Like many other kids who have grown up in a Christian household, I accepted Jesus

Christ as my personal savior at the age of 5 in my kitchen. While I do not remember exactly how

the conversation went, it was mainly based around me asking key questions and putting logical

things together in my young mind. I do not want to discredit this moment, which shows how a

childs faith works, but this time of accepting Christ does not at all define my Christian walk. It

was nothing more than a stepping stone towards me being able to fully understand the decision

that I was making by deciding to accept Christ.

One thing that has always haunted me about my testimony is the lack of a single moment

in which I had a dramatic change in my life which spurred the rest of my walk towards where I

am now. Growing up in the church, I have heard so many redemption stories of how people

turned from a secular lifestyle to Christianity because of one big moment in their life where it

just hit them that Jesus was the way to go. This is one thing that I have definitely struggled with

throughout my walk, mainly because I dont have a before and after view of how Christ has

changed me.

Other than not having that one moment where I was just completely blindsided by Jesus

like some Christians claim to have had, another thing that I have struggled with in my walk is the

emotional aspects of being a Christian. In general, I am just not a very emotional person, and

that is no different when it comes to my faith. This did not really affect my view of my walk
until around junior high when I became fairly heavily involved in the youth group at my church.

I joined a small group that was built of guys each having pretty different personalities, and in

spending time with them I began to see the emotional connection that they would experience

with certain situations such as worship, prayer, and sharing their struggles. I am naturally a more

intellectual person rather than an emotional person, so seeing the dramatic difference between

those guys and me definitely had me self conscious about the validity of my faith.

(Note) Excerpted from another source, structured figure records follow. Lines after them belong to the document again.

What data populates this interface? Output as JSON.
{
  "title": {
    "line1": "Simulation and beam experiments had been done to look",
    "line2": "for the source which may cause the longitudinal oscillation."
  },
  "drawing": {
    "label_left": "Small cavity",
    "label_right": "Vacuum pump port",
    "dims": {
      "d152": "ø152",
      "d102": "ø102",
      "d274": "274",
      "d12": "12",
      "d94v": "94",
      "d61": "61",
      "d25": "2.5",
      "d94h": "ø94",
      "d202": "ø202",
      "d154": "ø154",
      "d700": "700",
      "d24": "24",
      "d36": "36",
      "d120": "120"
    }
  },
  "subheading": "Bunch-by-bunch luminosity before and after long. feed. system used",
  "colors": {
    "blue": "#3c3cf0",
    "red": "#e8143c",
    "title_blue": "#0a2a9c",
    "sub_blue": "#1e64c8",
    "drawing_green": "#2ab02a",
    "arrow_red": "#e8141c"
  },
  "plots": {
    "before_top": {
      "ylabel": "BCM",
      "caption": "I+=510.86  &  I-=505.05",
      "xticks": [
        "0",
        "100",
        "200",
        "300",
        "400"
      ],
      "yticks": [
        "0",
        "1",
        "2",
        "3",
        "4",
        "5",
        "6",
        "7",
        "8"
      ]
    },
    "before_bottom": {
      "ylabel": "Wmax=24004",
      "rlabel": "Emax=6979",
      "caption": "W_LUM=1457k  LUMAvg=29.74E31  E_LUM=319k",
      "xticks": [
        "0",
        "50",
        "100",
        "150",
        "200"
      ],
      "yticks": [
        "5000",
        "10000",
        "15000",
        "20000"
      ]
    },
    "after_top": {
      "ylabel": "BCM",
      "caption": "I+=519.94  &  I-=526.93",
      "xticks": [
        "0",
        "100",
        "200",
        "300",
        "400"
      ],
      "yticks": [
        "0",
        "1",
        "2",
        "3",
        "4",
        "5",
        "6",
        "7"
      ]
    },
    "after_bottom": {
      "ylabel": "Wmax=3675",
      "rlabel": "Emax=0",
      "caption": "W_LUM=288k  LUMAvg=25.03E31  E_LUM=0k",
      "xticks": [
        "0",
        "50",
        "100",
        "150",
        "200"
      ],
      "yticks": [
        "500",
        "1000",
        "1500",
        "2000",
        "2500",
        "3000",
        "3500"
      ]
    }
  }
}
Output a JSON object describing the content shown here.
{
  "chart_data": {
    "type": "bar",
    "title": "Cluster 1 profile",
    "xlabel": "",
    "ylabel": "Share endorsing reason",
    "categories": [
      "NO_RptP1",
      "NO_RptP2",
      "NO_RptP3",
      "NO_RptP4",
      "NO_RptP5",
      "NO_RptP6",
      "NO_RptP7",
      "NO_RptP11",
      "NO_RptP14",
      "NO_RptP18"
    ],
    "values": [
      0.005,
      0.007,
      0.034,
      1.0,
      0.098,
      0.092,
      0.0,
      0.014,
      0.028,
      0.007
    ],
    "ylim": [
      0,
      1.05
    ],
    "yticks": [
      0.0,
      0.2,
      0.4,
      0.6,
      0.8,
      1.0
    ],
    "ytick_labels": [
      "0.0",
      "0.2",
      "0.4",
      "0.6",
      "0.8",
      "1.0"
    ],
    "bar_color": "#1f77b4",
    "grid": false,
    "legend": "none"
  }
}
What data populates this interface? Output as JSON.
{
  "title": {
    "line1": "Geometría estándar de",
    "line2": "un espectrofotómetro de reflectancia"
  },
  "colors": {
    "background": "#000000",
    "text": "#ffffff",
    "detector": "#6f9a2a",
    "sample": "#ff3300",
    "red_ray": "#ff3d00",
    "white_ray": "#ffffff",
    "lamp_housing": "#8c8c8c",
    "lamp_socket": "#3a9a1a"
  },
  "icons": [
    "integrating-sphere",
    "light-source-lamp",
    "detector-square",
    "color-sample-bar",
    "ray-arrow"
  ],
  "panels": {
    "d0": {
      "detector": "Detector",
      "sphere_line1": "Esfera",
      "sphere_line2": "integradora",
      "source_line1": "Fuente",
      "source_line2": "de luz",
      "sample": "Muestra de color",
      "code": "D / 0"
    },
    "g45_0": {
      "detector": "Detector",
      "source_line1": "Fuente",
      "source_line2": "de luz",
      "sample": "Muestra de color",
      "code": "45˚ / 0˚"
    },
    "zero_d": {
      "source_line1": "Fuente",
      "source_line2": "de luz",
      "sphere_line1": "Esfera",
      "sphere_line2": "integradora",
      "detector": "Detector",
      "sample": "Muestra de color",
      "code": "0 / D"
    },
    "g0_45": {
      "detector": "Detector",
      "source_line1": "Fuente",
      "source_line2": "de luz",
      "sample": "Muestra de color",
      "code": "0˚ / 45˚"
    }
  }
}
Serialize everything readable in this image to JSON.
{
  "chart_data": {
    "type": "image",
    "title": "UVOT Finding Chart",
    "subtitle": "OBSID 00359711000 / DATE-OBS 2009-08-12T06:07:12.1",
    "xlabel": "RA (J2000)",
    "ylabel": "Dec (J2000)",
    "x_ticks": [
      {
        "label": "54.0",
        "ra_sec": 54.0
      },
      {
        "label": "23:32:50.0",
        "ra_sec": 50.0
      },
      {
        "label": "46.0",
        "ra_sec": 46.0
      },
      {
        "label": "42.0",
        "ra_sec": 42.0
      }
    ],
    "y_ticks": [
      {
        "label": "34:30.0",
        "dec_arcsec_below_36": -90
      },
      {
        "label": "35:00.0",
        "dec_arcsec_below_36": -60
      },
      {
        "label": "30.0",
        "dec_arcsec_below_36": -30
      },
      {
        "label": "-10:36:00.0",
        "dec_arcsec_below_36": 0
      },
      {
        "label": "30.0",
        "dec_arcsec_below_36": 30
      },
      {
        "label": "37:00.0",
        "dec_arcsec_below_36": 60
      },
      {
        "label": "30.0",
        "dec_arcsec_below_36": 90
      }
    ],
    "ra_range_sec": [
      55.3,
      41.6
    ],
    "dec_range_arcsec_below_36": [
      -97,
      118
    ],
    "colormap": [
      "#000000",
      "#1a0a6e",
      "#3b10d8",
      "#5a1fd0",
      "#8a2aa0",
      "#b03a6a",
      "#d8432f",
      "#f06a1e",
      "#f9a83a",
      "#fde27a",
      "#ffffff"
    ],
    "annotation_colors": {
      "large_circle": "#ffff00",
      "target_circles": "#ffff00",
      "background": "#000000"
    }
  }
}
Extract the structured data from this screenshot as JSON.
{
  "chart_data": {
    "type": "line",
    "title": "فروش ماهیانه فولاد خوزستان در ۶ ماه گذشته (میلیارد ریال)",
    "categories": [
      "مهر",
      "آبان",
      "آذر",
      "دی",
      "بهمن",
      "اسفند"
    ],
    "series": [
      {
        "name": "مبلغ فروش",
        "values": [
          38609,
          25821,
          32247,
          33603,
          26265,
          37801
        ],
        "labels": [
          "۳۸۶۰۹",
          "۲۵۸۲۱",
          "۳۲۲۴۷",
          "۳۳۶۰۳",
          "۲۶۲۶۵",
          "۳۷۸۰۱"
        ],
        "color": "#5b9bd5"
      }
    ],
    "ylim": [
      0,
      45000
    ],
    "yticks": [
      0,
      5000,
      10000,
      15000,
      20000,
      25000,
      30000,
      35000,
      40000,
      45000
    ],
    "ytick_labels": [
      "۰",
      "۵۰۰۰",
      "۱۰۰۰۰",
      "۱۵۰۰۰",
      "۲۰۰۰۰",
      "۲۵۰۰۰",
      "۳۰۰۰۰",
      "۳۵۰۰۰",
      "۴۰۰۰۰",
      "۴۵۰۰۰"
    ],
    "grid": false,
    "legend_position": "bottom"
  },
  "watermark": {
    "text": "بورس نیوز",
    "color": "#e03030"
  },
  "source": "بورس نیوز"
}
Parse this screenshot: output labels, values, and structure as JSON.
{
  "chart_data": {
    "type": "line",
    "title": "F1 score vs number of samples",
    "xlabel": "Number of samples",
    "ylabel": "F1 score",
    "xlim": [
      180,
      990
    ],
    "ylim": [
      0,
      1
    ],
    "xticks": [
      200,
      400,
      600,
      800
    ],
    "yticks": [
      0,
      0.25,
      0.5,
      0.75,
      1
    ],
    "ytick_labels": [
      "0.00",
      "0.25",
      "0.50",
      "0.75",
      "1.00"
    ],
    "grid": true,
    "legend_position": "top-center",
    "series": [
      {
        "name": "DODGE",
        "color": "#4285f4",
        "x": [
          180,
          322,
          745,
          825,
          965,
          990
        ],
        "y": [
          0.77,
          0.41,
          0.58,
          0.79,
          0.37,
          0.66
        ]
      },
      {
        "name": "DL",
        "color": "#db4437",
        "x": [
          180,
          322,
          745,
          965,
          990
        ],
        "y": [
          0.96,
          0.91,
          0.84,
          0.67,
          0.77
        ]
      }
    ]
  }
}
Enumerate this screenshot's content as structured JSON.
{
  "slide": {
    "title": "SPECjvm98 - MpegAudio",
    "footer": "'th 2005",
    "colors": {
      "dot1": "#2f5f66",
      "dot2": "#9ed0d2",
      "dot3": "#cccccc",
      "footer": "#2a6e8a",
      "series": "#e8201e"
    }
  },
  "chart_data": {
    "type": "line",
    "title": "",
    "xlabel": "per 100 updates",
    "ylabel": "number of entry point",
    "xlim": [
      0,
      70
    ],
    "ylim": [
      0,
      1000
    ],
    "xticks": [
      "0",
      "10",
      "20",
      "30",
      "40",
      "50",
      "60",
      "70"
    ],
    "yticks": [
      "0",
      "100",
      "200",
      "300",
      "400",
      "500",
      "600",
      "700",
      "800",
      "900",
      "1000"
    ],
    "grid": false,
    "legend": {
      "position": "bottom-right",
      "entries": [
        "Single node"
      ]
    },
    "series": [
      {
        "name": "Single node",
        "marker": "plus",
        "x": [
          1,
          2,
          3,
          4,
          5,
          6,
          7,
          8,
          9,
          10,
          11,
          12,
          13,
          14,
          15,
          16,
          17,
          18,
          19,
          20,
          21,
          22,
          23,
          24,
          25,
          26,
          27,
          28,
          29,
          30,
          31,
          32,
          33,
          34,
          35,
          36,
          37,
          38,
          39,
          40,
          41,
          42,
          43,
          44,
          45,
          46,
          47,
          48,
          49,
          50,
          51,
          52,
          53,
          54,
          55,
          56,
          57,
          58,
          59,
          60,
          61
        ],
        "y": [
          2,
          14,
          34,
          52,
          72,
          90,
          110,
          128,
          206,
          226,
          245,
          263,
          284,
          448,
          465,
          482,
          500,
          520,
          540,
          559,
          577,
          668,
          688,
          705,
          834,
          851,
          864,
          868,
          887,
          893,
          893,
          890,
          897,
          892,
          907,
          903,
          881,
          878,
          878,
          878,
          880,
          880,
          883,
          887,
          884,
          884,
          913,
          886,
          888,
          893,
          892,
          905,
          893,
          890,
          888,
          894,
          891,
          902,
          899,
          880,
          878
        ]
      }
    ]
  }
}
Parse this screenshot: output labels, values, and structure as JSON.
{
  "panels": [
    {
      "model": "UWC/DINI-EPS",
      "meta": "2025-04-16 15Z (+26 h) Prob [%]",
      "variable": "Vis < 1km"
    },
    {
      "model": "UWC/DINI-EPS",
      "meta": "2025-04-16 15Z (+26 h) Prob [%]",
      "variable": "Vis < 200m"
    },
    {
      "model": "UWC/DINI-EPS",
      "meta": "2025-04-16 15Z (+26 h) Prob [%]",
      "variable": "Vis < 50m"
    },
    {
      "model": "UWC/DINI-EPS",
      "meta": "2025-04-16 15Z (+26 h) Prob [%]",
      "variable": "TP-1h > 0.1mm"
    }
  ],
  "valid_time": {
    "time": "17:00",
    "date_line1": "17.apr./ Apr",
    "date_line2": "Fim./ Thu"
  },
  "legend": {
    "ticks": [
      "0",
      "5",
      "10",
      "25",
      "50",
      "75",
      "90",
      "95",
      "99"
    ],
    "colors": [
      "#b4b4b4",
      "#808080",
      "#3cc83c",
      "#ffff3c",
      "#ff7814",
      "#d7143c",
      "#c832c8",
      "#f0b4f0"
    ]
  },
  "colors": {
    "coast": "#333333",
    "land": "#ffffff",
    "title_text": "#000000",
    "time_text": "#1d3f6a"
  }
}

This unsureness I had continued on from junior high until my junior year, where I had

the opportunity to take Apologetics with Mr. Thompson. In this class I was able to validate my

faith through logic and reasoning, which is how my brain works, and was able to become a more

confident Christian.

All of these events and experiences have made me into the Christian that I am today, and

while it may not be the most moving or interesting testimony, its what has happened in my life.

And I have accepted that there is nothing that I can or should do to change that.